Il primo ricorso punta il dito infatti contro un aspetto forse solo formale, e contesta come nel testo approvato dall'Assemblea Capitolina si faccia riferimento al parere fornito dalla Commissione Urbanistica. Parere che non sarebbe valido per l'assenza del numero legale. Nell'occasione furono solo tre i consiglieri ad esprimersi, facendo sorgere dubbi sulla legittimità dell'atto di indirizzo fin da subito. Se non fosse per il fatto che il parere della Commissione è, per l'appunto, solo di indirizzo e non vincolante. Il secondo ricorso invece rischia di avere basi più solide, contestando la scelta del mezzo giuridico con cui si è arrivati alla revoca. I legali di Vitek e Parnasi ritengono illegittima la decisione di utilizzare l'annullamento in autotutela, di fatto impedendo al proponente la possibilità di difendersi in Aula. Se riuscissero a far accogliere il ricorso il Comune rischierebbe di pagare un risarcimento di 265 milioni di euro (234 per la CPI e 31 per Eurnova), e per questo l'Avvocatura del Campidoglio sarebbe stata già incaricata di studiare al meglio le carte.

Già in passato i legali di Vitek hanno avuto la meglio su quelli del Comune (nel caso del centro commerciale Maximo), ed il nuovo sindaco vorrebbe evitare di cominciare il proprio mandato con un handicap di questa portata. Per ora sembra da escludere che si possa rimettere in discussione il progetto su Tor di Valle, e su questo sembrano essersi rassegnati anche i diretti interessati.

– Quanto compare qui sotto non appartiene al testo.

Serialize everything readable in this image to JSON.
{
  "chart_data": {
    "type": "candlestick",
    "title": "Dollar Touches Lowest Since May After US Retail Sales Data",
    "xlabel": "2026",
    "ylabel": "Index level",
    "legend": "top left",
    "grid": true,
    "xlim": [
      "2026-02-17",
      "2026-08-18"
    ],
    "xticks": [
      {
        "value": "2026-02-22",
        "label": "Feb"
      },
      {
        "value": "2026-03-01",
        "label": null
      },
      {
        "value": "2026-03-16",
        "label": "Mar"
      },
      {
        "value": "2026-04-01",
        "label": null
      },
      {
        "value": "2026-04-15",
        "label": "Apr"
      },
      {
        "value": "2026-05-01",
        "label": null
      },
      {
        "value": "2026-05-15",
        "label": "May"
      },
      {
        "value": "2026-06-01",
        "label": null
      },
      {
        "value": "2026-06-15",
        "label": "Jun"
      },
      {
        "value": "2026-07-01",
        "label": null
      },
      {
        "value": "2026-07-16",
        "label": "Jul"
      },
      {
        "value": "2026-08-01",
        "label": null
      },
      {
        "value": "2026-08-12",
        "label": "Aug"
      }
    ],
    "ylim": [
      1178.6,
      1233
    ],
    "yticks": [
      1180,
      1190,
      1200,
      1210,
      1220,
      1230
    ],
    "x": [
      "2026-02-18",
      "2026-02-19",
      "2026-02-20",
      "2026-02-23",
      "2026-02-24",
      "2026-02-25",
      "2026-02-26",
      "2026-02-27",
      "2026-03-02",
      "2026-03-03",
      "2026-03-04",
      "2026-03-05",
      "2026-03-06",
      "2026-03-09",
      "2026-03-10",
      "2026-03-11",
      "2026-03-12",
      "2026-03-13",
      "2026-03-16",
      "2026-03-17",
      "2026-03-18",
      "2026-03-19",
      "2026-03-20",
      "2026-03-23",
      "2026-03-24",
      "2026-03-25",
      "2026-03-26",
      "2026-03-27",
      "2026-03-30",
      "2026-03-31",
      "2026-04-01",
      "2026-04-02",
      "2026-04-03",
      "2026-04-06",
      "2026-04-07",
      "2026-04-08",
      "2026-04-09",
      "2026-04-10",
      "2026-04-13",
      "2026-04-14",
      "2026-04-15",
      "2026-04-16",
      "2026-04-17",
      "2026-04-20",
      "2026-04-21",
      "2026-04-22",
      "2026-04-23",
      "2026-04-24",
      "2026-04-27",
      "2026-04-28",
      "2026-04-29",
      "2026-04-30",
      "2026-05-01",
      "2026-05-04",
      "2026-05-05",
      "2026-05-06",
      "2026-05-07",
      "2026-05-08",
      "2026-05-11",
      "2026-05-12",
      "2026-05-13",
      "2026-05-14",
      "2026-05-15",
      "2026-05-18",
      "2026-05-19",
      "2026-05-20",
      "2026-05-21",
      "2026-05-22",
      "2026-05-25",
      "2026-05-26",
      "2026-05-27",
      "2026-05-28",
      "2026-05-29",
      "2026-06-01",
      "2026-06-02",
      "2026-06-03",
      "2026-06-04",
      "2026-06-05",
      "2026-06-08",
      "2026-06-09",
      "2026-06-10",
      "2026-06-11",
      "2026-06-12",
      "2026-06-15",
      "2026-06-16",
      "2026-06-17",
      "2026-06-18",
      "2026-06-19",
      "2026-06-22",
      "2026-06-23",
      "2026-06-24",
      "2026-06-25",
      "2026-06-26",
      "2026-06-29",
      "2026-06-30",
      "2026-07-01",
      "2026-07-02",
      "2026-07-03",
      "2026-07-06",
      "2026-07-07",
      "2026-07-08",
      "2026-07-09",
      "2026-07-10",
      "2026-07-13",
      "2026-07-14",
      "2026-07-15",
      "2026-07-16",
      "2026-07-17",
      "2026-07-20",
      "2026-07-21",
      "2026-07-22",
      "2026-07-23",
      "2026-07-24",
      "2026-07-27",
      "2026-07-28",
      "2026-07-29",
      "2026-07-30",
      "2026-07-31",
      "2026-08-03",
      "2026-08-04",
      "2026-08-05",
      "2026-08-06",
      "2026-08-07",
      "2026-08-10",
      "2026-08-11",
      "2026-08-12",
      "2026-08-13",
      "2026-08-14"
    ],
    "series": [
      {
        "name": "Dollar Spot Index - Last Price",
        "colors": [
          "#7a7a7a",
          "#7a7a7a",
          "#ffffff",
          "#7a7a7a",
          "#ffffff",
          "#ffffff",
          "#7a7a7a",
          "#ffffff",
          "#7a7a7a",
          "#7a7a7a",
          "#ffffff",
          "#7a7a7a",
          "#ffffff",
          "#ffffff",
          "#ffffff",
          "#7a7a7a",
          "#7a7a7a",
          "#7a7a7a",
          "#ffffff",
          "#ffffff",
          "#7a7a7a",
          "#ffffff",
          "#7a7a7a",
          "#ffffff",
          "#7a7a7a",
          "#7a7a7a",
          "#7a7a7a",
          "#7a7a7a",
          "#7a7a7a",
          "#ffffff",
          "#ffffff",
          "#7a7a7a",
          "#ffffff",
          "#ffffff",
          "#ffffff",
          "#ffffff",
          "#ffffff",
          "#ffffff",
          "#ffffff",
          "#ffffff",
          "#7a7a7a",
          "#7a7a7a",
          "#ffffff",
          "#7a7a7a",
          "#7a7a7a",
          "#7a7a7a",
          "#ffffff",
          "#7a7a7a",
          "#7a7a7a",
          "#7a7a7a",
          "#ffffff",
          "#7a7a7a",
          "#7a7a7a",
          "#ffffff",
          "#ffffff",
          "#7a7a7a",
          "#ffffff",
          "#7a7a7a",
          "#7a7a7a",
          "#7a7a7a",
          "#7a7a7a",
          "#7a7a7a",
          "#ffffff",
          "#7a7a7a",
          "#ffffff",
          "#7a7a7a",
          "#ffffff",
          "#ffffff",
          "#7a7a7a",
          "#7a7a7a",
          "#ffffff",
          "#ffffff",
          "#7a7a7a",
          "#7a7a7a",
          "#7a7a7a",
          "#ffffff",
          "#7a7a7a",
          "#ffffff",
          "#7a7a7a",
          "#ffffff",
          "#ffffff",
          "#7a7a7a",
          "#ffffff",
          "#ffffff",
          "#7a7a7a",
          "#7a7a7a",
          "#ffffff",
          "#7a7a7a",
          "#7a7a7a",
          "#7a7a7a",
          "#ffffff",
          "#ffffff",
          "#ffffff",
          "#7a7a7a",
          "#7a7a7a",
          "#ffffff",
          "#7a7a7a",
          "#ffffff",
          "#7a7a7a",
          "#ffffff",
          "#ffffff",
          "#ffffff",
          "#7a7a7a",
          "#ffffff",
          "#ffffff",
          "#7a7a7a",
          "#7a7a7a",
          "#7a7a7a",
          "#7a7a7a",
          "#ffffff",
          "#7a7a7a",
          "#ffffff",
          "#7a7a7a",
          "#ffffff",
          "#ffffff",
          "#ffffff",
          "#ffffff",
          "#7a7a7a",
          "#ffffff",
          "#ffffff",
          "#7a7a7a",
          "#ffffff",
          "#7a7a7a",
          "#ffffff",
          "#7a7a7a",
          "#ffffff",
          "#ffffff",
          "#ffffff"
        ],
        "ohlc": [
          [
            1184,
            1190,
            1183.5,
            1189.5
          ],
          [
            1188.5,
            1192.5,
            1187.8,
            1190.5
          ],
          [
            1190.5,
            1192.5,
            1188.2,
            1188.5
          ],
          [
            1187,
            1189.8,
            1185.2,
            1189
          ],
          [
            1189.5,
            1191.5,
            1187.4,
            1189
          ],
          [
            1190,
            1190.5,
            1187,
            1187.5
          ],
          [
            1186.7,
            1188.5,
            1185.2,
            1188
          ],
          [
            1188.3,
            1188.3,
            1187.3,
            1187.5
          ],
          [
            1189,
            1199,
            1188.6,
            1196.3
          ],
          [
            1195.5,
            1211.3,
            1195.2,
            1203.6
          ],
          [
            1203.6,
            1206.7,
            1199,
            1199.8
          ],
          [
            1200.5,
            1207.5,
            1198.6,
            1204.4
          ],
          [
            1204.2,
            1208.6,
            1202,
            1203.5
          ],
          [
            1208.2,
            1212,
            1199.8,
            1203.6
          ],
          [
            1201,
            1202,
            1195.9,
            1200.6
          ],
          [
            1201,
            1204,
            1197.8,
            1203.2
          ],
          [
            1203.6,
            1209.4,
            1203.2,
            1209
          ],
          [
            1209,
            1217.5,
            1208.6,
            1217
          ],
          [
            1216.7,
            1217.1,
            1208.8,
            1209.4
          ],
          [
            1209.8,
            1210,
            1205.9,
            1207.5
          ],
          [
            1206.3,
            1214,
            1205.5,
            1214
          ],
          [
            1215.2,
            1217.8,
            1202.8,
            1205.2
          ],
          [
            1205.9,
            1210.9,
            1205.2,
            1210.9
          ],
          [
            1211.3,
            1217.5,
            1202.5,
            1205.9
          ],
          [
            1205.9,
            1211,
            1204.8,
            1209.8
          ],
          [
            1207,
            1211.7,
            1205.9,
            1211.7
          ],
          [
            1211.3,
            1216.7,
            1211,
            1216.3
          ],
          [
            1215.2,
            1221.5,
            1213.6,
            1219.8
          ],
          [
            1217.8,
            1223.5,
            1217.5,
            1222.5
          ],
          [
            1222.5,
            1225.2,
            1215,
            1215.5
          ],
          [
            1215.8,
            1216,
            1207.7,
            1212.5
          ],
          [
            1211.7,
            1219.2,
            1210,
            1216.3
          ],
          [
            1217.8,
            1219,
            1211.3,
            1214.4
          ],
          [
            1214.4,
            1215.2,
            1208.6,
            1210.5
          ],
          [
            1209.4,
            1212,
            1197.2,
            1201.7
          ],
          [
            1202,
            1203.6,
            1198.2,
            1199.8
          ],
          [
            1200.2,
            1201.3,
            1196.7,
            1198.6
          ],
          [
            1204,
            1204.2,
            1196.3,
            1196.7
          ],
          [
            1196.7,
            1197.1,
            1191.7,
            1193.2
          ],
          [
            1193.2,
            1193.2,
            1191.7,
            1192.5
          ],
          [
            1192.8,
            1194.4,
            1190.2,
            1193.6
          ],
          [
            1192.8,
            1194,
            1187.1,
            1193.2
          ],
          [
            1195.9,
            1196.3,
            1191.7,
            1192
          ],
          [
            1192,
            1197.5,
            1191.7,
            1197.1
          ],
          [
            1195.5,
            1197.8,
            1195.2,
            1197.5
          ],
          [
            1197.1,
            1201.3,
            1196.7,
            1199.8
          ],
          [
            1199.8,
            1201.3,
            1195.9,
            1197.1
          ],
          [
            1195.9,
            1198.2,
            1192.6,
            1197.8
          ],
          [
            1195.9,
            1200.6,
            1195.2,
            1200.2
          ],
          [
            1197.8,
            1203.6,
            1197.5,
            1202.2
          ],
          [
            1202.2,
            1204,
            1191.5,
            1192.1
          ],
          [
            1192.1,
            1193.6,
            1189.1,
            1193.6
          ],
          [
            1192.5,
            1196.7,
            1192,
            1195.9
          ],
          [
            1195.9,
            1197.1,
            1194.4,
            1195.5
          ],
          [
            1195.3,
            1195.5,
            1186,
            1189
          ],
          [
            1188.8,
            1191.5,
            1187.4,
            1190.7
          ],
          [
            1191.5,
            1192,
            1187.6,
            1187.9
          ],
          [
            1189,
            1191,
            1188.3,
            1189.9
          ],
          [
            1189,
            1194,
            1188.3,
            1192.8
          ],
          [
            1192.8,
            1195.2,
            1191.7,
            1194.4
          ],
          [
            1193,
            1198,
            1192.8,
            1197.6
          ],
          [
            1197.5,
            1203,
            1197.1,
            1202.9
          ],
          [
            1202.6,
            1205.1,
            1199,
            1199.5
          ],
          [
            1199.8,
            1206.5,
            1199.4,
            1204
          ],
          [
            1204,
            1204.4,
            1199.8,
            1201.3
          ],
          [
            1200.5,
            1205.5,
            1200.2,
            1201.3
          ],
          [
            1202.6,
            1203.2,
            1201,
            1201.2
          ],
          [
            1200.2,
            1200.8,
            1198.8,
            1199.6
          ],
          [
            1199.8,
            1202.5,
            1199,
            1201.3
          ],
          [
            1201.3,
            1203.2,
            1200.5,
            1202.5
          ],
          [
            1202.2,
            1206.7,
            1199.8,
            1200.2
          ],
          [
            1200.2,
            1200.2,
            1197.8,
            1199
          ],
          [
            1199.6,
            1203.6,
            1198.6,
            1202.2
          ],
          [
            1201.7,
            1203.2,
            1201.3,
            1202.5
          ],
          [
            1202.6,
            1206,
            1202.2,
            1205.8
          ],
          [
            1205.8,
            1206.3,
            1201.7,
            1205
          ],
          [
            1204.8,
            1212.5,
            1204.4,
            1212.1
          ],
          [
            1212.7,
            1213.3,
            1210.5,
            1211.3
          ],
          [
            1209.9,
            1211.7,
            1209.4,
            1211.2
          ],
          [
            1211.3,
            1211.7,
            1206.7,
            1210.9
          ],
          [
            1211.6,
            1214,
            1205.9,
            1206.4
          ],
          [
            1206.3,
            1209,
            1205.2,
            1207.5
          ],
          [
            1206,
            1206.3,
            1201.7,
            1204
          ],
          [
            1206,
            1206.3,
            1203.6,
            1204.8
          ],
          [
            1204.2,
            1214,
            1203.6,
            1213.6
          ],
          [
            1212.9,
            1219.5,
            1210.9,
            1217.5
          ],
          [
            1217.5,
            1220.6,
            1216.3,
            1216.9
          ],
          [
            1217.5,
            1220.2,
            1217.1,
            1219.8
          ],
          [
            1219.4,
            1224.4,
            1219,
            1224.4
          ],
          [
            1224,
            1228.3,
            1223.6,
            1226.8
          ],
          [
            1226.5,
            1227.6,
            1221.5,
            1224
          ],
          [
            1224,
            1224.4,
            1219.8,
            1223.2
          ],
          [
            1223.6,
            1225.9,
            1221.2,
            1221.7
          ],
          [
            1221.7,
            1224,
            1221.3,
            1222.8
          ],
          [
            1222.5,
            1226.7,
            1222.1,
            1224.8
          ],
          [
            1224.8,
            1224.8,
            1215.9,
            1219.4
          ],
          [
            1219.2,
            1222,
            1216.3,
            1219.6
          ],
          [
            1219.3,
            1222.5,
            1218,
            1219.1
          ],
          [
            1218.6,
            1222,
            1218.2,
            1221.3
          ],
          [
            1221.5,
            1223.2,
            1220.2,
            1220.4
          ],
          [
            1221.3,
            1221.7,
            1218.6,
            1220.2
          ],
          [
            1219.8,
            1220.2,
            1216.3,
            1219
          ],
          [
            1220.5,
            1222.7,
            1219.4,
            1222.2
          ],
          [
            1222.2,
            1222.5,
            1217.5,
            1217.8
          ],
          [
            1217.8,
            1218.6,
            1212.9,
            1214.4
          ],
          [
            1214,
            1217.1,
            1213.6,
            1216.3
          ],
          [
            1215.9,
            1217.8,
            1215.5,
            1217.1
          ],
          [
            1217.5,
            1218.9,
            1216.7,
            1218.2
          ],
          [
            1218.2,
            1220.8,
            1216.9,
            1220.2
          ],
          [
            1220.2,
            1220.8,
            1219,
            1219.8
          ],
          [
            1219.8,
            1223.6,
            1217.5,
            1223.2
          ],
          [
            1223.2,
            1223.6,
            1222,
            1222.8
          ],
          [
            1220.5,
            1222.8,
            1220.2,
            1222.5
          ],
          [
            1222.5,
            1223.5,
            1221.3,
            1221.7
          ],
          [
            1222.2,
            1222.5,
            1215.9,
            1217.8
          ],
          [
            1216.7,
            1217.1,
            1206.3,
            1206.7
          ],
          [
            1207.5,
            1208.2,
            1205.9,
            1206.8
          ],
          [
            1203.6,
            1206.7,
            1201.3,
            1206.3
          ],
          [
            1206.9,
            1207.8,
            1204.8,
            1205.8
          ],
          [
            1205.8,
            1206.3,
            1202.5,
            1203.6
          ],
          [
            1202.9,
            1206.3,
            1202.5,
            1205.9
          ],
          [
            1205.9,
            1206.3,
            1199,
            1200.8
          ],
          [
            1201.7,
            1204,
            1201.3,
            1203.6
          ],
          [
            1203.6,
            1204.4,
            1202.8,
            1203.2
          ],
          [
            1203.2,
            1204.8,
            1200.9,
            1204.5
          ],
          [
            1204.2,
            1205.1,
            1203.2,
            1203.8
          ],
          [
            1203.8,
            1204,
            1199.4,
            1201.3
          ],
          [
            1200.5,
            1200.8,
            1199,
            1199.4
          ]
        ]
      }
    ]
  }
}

Dal Campidoglio filtra una certa tranquillità circa l'esito dei ricorsi, ma anche un leggero fastidio per una eredità di cui nessuno si sente responsabile. Non aiuta sicuramente il fatto che con ogni evidenza si stia procedendo a rilento con la costituzione dell'ufficio di scopo dedicato allo stadio aleggiato in campagna elettorale, e che avrebbe non solo il compito di facilitare il dialogo tra la Roma e la pubblica amministrazione, ma soprattutto dare un segnale chiaro sulle reali intenzioni del sindaco Roberto Gualtieri. Quella che era parsa da subito come una buona idea, forse oggi comincia a diventare una urgenza non più differibile.